What does a partnership mean? There is much common ground in what a partnership should encompass - common interests and goals, shared resources, risk and reward, a relationship built on trust and flexibility, and the creation, rather than just the exchange, of value.
Partnerships are generally formed to secure access to resources, share financial risk and costs, increase opportunities to learn and adopt new skills, gain input from more or different members of the community, and enhance the ability to respond rapidly to the changing needs of the community. (Missouri Department of Health and Senior Services, 2012).
Before forming a partnership, it is important for potential partners to have missions and values that are compatible, even aligned. Potential partners should also explore the following areas together to ensure they are not only in sync, but also ready, willing, and able to effectively manage the partnership.
- What are the needs of the community?
- What aspects of joint programming, special events, or activities will be a part of the partnership?
- Will cooperative research be done to formulate an overall framework for the partnership? Who will be responsible for collecting and analyzing the data gained from research? Will the research be conducted and reviewed annually?
- What facilities are needed for the partnership?
- What equipment or supplies are needed?
- If facilities or equipment are involved, who will be responsible for maintenance?
- What human resources are needed to engage and conduct the partnership business? Who will be responsible for evaluations? When will evaluations be conducted?
- What financial resources, such as grants, sponsorships and donations, are available to the partnership?
- Is there any development, ownership, or leasing of property involved with the partnership? Are there any regulations or laws that must be followed related to the management for the property?
- Will the partnership involve any type of business franchising development or operations? Business franchising could include concessions, rental of equipment, or even owning a sports franchise.
- Are there any special permissions or permits necessary to follow in defining or developing the partnership?

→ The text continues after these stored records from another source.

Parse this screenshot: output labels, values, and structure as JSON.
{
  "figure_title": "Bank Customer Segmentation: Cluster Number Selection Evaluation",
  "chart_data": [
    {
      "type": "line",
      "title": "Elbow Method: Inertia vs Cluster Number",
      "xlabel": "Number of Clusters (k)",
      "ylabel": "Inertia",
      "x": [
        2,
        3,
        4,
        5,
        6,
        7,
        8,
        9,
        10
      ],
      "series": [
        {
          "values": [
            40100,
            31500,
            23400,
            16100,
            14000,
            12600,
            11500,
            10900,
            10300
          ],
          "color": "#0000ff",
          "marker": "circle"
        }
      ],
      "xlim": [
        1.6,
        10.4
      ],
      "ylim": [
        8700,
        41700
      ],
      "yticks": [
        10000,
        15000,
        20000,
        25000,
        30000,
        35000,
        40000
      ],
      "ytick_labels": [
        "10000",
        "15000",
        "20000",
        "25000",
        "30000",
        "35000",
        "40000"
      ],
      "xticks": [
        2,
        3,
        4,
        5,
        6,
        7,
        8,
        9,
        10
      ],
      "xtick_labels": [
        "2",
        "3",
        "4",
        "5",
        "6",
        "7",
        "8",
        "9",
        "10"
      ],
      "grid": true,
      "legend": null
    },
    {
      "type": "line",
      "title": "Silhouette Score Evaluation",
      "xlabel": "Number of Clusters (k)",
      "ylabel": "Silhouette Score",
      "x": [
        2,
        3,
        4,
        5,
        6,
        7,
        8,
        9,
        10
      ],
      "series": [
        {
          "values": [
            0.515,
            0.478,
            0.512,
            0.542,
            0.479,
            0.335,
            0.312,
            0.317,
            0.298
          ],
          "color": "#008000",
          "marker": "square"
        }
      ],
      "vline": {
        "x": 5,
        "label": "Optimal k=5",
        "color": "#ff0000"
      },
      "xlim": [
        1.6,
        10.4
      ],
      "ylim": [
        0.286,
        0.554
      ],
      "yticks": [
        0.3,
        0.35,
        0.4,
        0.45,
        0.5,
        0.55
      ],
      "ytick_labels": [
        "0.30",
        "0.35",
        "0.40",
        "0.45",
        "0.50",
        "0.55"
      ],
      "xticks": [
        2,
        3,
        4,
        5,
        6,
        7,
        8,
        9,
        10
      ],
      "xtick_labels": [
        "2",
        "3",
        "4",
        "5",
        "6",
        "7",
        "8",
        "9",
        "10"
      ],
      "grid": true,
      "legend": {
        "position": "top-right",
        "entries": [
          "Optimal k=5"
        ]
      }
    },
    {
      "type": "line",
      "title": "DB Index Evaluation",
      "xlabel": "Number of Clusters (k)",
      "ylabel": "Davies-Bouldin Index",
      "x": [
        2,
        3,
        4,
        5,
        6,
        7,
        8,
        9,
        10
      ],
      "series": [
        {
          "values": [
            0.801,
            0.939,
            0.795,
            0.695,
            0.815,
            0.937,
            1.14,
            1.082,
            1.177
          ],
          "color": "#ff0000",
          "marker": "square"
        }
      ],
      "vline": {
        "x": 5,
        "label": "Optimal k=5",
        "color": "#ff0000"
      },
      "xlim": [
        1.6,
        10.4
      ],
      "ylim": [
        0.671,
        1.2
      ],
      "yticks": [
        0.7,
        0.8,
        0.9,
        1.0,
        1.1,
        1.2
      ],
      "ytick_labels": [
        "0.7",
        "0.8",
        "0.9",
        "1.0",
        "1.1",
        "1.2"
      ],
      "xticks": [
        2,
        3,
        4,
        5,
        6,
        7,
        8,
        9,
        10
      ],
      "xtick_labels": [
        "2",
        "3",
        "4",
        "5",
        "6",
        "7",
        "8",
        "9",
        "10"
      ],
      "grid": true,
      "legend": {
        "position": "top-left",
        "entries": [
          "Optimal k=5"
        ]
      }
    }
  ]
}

- What are the opportunities to market and communicate the positive aspects of the partnership? Does it serve all members of the community? Does it improve the quality of life? Does it provide a healthy and safe environment for all parties involved?
- What are the opportunities for the general public, area councils and other groups to continually have input and stay engaged in the partnership itself? Are there public meetings held on a regular basis to gather suggestions and improvements? Is the progress of the partnership reported to the public?
In the process of forming a partnership, potential partners should consider the following guidelines:
- Begin by building relationships and establishing trust and credibility.
- Acknowledge and honor each partner's agendas and goals.
- Reinforce shared leadership to promote equal responsibility.
- Acknowledge the difference between community input and active involvement. Both are important, but serve very different roles in the success of the partnership.
- Be aware of partnership maturation and that partnerships face different challenges at different stages of development. Meet regularly to discuss and air any issues or concerns as well as successes.
- Plan for member organizations to experience internal transitions that may influence their involvement in the partnership by including more than one member of an organizations in the partnership.
- Encourage upstream thinking and action on broader issues that affect the community to create additional opportunities for measurable success.
- Consider multidisciplinary approaches to provide enriching partnership development.
- Document what has been learned in a manner consistent with the overall approach taken in the partnership, to help future partners execute a model for success.
- Demonstrate accountability to the community.
- Document the deliverables expected from the partnership, along with dates for each deliverable, to create a model of accountability and measurability for the partnership.